Industrial Actions in Austria

Read this article in:

12 August, 2005ICEM News release No. 07/2003

A second round of industrial actions organised by the Federation of Austrian Trade Unions (ÖGB) was held 13 May to protest the ruling conservative-far-right coalition government's regressive pension reform plan. The 13 May labour actions and strikes, joined by the ICEM affiliate Austrian Metal and Textile Workers' Union, come one week after initial actions by workers were held to protest the government's refusal to get consensus from social partners over pension changes.

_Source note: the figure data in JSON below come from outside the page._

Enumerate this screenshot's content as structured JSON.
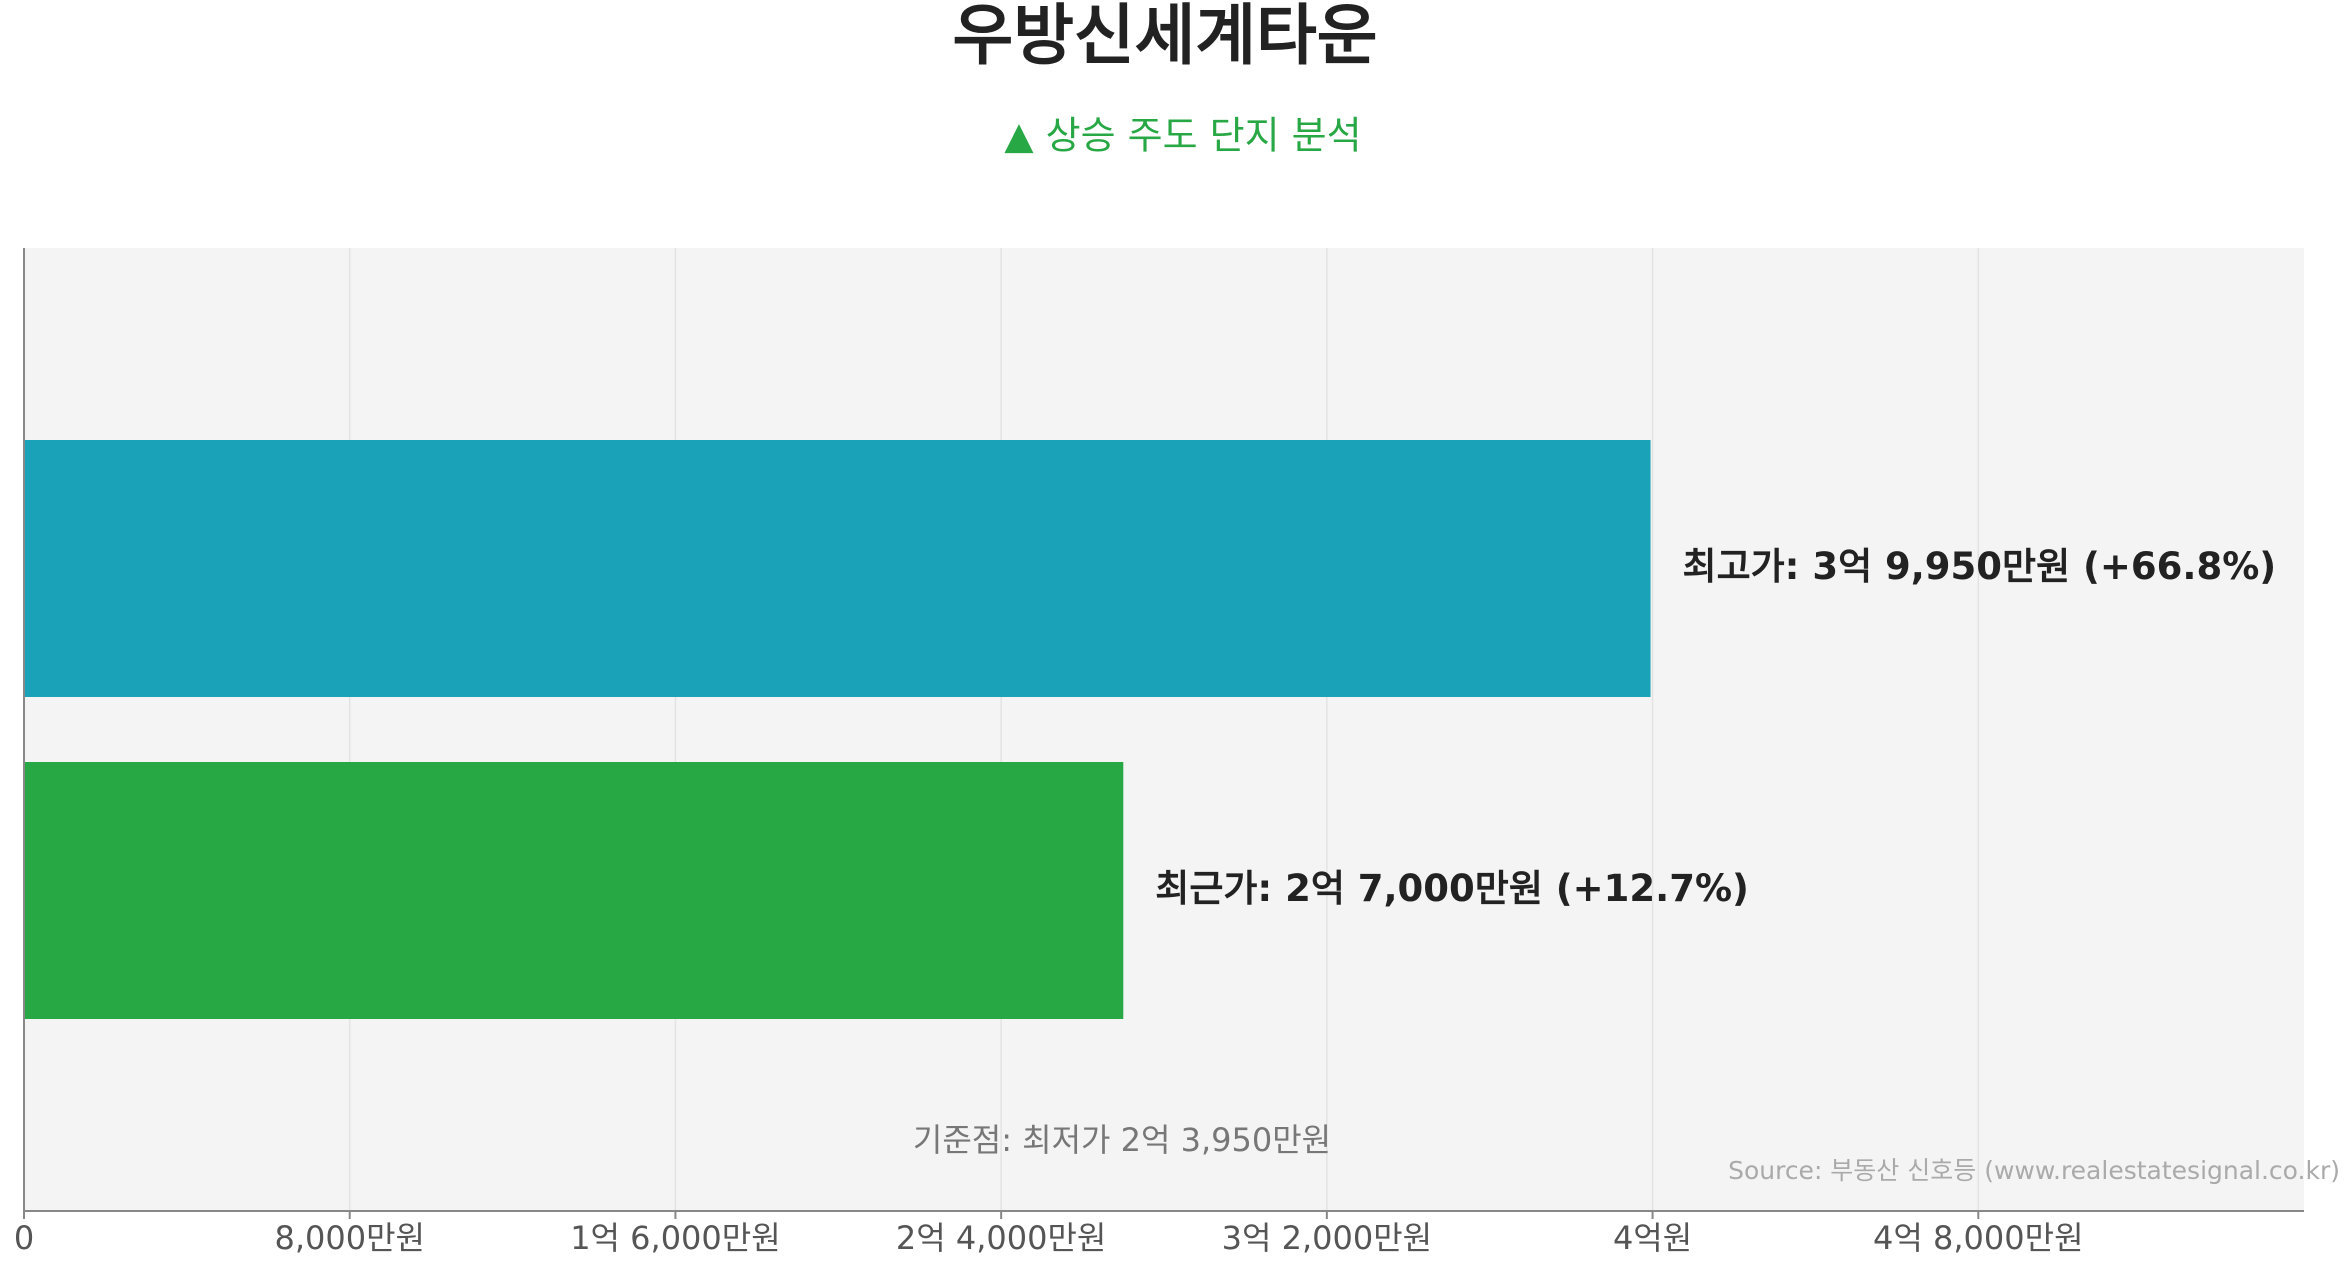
{
  "chart_data": {
    "type": "hbar",
    "title": "우방신세계타운",
    "subtitle": "▲ 상승 주도 단지 분석",
    "values": [
      39950,
      27000
    ],
    "value_labels": [
      "최고가: 3억 9,950만원 (+66.8%)",
      "최근가: 2억 7,000만원 (+12.7%)"
    ],
    "colors": [
      "#19a2b8",
      "#28a745"
    ],
    "xlim": [
      0,
      56000
    ],
    "xticks": [
      0,
      {
        "value": 8000,
        "label": "8,000만원"
      },
      {
        "value": 16000,
        "label": "1억 6,000만원"
      },
      {
        "value": 24000,
        "label": "2억 4,000만원"
      },
      {
        "value": 32000,
        "label": "3억 2,000만원"
      },
      {
        "value": 40000,
        "label": "4억원"
      },
      {
        "value": 48000,
        "label": "4억 8,000만원"
      }
    ],
    "grid": true,
    "annotation": "기준점: 최저가 2억 3,950만원",
    "source": "Source: 부동산 신호등 (www.realestatesignal.co.kr)"
  }
}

Chancellor Wolfgang Schuessel introduced the draft law 29 April that would raise Austria's retirement age and decrease pay-outs. Representatives from the ÖGB and employers group then met proposing a delay in any reform until late September in order to submit suggestions to the draft law by the social partners, as is customary in Austrian lawmaking. Schuessel has refused, and his aim is to bring the measure to Parliament in early June.

Pension reform as proposed would prolong the period of contributions from 40 to 45 years, as well as change the way in which pay-outs are calculated by taking an average of contributions over 40 years rather than the 15 most recent or most advantageous years. The government's reform would phase out early retirement, abolishing it altogether by year 2008. It proposes retirement age be raised to 65 years, whereas most Austrian men now retire at age 59 and women at 57.

Metal and Textile Workers' Union President Rudolf Nürnberger commented on the government's plan: "For they know not what they do. A man who works one year longer, so pays longer into the system, still gets less pension. This reform punishes those who have worked over their whole lives." Nürnberger addressed over 5,000 workers, mostly employees of Siemens and Henkel, at a rally on 6 May in Vienna.

The Metal and Textile Union conducted some 307 different actions across Austria on that day that included 57,500 workers. In all, Austria's labour unions informed some 120,000 workers of the planned degradations to then pensions in workshop meetings leading up to the 6 May and 13 May job actions.